Electroplating is a process passing an electrical current through an aqueous solution of a dissolved metal to create a metal coating on a submerged object.

They chose rhenium, a hard, trace metal, with a high melting point, often used in the construction of jet engine turbines. It superconducts up to 6K, well above the boiling temperature of liquid helium (4.2 K).

The researchers said that being able to electroplate a superconductor was a giant step forward in the creation of tomorrow’s high-performance, superconducting computers.

Inside every computer there is a circuit board: a layered, electronic plank etched with thousands of conductive pathways. Pulses of electrical information called “bits” speed across the board, carrying out the computer’s functions.

In regular computers, these electrical pulses are hindered by the material that comprises the board, so that electrical resistance slows down the electrons scurrying about the circuitry, and the wasted energy becomes heat.

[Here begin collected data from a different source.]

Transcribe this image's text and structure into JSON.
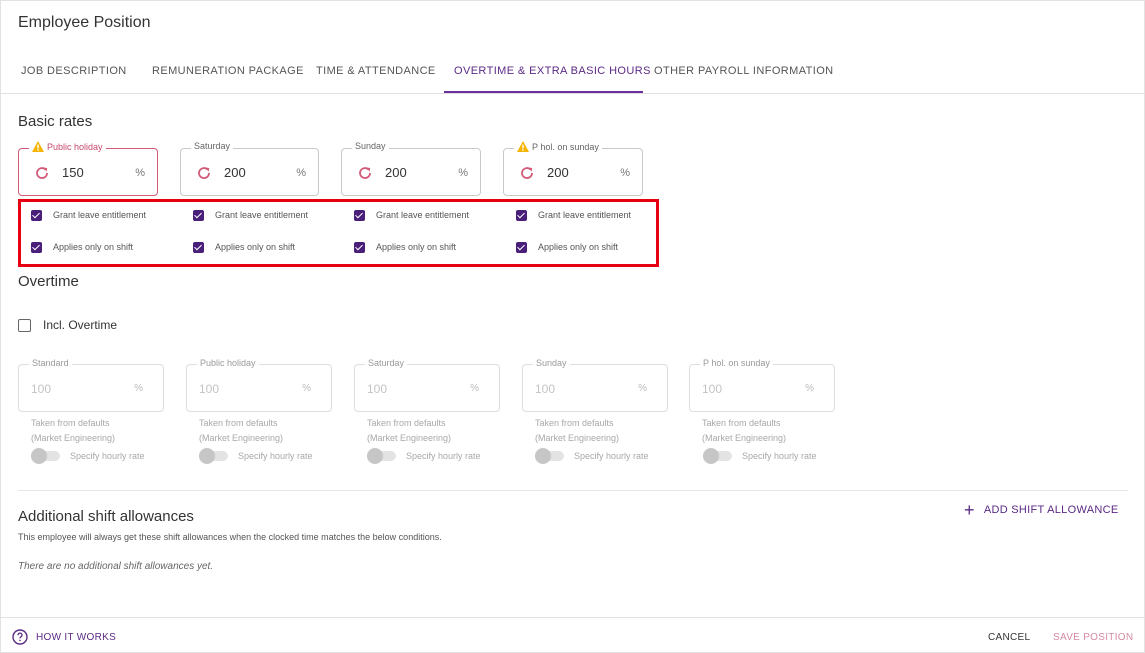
{
  "page": {
    "title": "Employee Position"
  },
  "tabs": [
    {
      "label": "JOB DESCRIPTION"
    },
    {
      "label": "REMUNERATION PACKAGE"
    },
    {
      "label": "TIME & ATTENDANCE"
    },
    {
      "label": "OVERTIME & EXTRA BASIC HOURS",
      "active": true
    },
    {
      "label": "OTHER PAYROLL INFORMATION"
    }
  ],
  "basic_rates": {
    "title": "Basic rates",
    "fields": [
      {
        "label": "Public holiday",
        "value": "150",
        "unit": "%",
        "warning": true,
        "icon": "refresh-icon"
      },
      {
        "label": "Saturday",
        "value": "200",
        "unit": "%",
        "warning": false,
        "icon": "refresh-icon"
      },
      {
        "label": "Sunday",
        "value": "200",
        "unit": "%",
        "warning": false,
        "icon": "refresh-icon"
      },
      {
        "label": "P hol. on sunday",
        "value": "200",
        "unit": "%",
        "warning": true,
        "icon": "refresh-icon"
      }
    ],
    "checkboxes": {
      "grant_label": "Grant leave entitlement",
      "shift_label": "Applies only on shift",
      "checked": true
    }
  },
  "overtime": {
    "title": "Overtime",
    "incl_label": "Incl. Overtime",
    "incl_checked": false,
    "fields": [
      {
        "label": "Standard",
        "placeholder": "100",
        "unit": "%"
      },
      {
        "label": "Public holiday",
        "placeholder": "100",
        "unit": "%"
      },
      {
        "label": "Saturday",
        "placeholder": "100",
        "unit": "%"
      },
      {
        "label": "Sunday",
        "placeholder": "100",
        "unit": "%"
      },
      {
        "label": "P hol. on sunday",
        "placeholder": "100",
        "unit": "%"
      }
    ],
    "helper_line1": "Taken from defaults",
    "helper_line2": "(Market Engineering)",
    "toggle_label": "Specify hourly rate"
  },
  "shift_allowances": {
    "title": "Additional shift allowances",
    "description": "This employee will always get these shift allowances when the clocked time matches the below conditions.",
    "empty": "There are no additional shift allowances yet.",
    "add_label": "ADD SHIFT ALLOWANCE"
  },
  "footer": {
    "how_label": "HOW IT WORKS",
    "cancel_label": "CANCEL",
    "save_label": "SAVE POSITION"
  },
  "colors": {
    "accent": "#5b2a86",
    "error": "#d25b78",
    "warning": "#f5b400",
    "highlight": "#e60012"
  }
}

But with a superconductor, there is literally zero electrical resistance, so there is no heating. This efficiency will result in exceedingly fast and powerful computer systems.

The new finding is presenting evidence that electroplated rhenium may be the best material found to date for superconductive computer circuit board construction.

Many other superconductive materials, like mercury or lead, are difficult to work with mechanically, have poor soldering properties, or melt at too-low temperatures.

Even more impressively, the electroplating process would be easily scaled-up to mass-production, David said.